What Zhou Enlai offered prior to the1962 conflict was acceptance of the McMahon Line in the east in return for India’s acceptance of the McCartney-MacDonald Line. This was a proposal that many believe Prime Minister Nehru would have been well advised to accept. Chinese claims were, however, refuted. India was drawn into a conflict for which the country was ill-prepared militarily and psychologically, thanks to the earlier “ Hindi Chini-Bhai Bhai” sloganeering.

China now believes that the military, economic and technological asymmetry between it and India is so great that it need not pay even lip service, or adhere to Zhou Enlai’s proposals, which were reiterated by Deng Xiaopingin 1979. China now expects India to make serious territorial concessions in Arunachal Pradesh (at the very least handing over Tawang and some other strategic areas) in return for anything closely corresponding to the 1899 proposals in the Ladakh sector. It is for this reason that Beijing has refused to even spell out the positions where the ‘Line of Actual Control’ arising from the 1962 conflict lie. One can expect no change in this position in the foreseeable future.

Bolstering India’s case

The main reference points that India can use to bolster its case lie in the very well negotiated April 2005 agreement on the “Political Parameters and Guiding Principles for Settlement of the India-China Boundary Question”. Article VI of the agreement states that the boundary should be “along well-defined and easily identifiable natural geographical features, to be mutually agreed upon between the two sides”. Article VII states: “In reaching a boundary settlement, the two sides shall safeguard due interests of their settled populations in the border areas.” Both these articles render Chinese claims on Tawang and areas on the Indian side of the McMahon Line in Arunachal Pradesh largely untenable. But China is not going to be influenced by words alone. The border dialogue between the two countries thus has to be focused on strengthening confidence-building measures to maintain peace along the borders.
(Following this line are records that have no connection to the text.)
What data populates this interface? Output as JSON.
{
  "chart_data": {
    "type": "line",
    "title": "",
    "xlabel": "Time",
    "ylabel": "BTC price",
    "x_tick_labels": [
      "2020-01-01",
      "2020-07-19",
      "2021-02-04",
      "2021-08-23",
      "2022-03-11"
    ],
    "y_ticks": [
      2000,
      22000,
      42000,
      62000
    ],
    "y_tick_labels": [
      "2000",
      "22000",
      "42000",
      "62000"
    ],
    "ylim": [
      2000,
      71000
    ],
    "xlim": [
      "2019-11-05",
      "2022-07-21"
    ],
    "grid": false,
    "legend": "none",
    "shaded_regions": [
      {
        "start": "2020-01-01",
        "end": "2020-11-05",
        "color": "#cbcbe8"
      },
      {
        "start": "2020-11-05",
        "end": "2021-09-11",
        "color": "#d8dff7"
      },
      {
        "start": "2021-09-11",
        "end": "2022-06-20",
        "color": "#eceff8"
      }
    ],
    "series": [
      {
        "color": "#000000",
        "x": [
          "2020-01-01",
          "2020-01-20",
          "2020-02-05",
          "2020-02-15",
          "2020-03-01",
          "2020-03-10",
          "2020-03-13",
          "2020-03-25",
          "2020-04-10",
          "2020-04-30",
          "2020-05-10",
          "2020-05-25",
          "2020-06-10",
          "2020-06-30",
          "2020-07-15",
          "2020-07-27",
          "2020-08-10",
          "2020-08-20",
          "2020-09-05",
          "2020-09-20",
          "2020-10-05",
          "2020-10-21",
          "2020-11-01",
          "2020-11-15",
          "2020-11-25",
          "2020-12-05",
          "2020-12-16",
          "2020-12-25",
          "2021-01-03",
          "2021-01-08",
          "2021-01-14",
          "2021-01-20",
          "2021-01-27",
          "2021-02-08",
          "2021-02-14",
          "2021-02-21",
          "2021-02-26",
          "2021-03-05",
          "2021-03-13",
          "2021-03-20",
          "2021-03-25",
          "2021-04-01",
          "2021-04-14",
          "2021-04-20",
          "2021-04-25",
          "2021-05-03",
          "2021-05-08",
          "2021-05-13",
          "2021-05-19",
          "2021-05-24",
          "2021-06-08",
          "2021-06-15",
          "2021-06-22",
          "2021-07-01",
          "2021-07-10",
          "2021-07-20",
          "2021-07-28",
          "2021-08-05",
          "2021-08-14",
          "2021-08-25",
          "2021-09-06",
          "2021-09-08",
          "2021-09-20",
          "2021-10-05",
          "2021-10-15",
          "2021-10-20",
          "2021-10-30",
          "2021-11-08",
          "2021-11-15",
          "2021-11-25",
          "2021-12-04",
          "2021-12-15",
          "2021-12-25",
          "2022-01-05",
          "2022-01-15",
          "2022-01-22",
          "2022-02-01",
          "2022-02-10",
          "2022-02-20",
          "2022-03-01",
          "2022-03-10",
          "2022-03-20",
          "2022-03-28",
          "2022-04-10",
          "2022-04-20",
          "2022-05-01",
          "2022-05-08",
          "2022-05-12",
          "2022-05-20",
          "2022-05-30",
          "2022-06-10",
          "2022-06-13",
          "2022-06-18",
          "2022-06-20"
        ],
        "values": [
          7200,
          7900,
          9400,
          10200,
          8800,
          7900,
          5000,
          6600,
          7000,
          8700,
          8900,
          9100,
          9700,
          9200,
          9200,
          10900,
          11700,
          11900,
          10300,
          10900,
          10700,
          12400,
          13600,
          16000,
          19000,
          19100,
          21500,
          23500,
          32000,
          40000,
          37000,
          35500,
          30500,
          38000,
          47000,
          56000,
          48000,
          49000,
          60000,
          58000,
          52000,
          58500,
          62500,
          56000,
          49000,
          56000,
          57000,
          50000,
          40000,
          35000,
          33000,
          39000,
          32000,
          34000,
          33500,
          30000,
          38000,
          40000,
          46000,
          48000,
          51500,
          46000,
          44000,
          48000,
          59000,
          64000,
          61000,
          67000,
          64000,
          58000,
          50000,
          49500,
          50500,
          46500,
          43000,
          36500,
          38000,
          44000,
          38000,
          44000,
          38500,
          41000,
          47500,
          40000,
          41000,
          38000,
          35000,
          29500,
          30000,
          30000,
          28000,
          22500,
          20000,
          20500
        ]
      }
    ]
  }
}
But we should never forget that the Chinese are supreme realists and will not hesitate to use military power when expedient. New Delhi has been steadily reducing the share of its defence budget. It now is barely 1.6 per cent of GDP. Is India doing enough to ensure that China cannot prevail in any standoff along our borders? This needs much greater attention from our parliamentarians.
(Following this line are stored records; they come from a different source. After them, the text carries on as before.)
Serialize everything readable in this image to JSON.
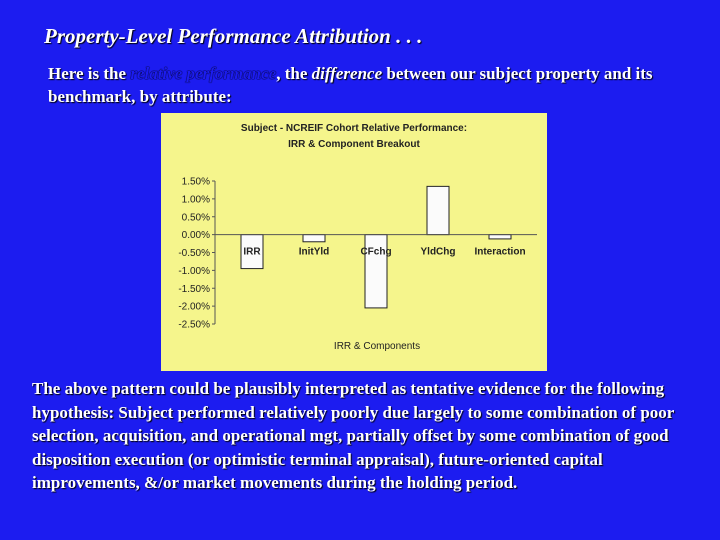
{
  "slide": {
    "title": "Property-Level Performance Attribution . . .",
    "intro": {
      "part1": "Here is the ",
      "highlight": "relative performance",
      "part2": ", the ",
      "emph": "difference",
      "part3": " between our subject property and its benchmark, by attribute:"
    },
    "body": "The above pattern could be plausibly interpreted as tentative evidence for the following hypothesis: Subject performed relatively poorly due largely to some combination of poor selection, acquisition, and operational mgt, partially offset by some combination of good disposition execution (or optimistic terminal appraisal), future-oriented capital improvements, &/or market movements during the holding period."
  },
  "chart_data": {
    "type": "bar",
    "title": "Subject - NCREIF Cohort Relative Performance:",
    "subtitle": "IRR & Component Breakout",
    "xlabel": "IRR & Components",
    "ylabel": "",
    "categories": [
      "IRR",
      "InitYld",
      "CFchg",
      "YldChg",
      "Interaction"
    ],
    "values": [
      -0.95,
      -0.2,
      -2.05,
      1.35,
      -0.12
    ],
    "ylim": [
      -2.5,
      1.5
    ],
    "yticks": [
      "1.50%",
      "1.00%",
      "0.50%",
      "0.00%",
      "-0.50%",
      "-1.00%",
      "-1.50%",
      "-2.00%",
      "-2.50%"
    ],
    "grid": false,
    "colors": {
      "background": "#f5f58c",
      "bar_fill": "#fbfbfb",
      "bar_stroke": "#222222"
    }
  }
}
It would be foolish to cut our noses to spite our faces by discouraging trade and investment ties with China. However, we should have no doubt that in its quest for hegemony in Asia, China will give no diplomatic space to countries like Japan, India and Vietnam to enhance their economic influence. This is reason enough for us to avoid seeking membership of the Chinese-dominated Regional Comprehensive Economic Partnership. China’s recent unprecedented abstention in the UN Security Council in the face of an American diplomatic onslaught on Russia on developments in Syria, shows that Beijing can dump even major allies when it suits its interests. Dealing with a hegemonic China is going to require considerable courage, skill and attention.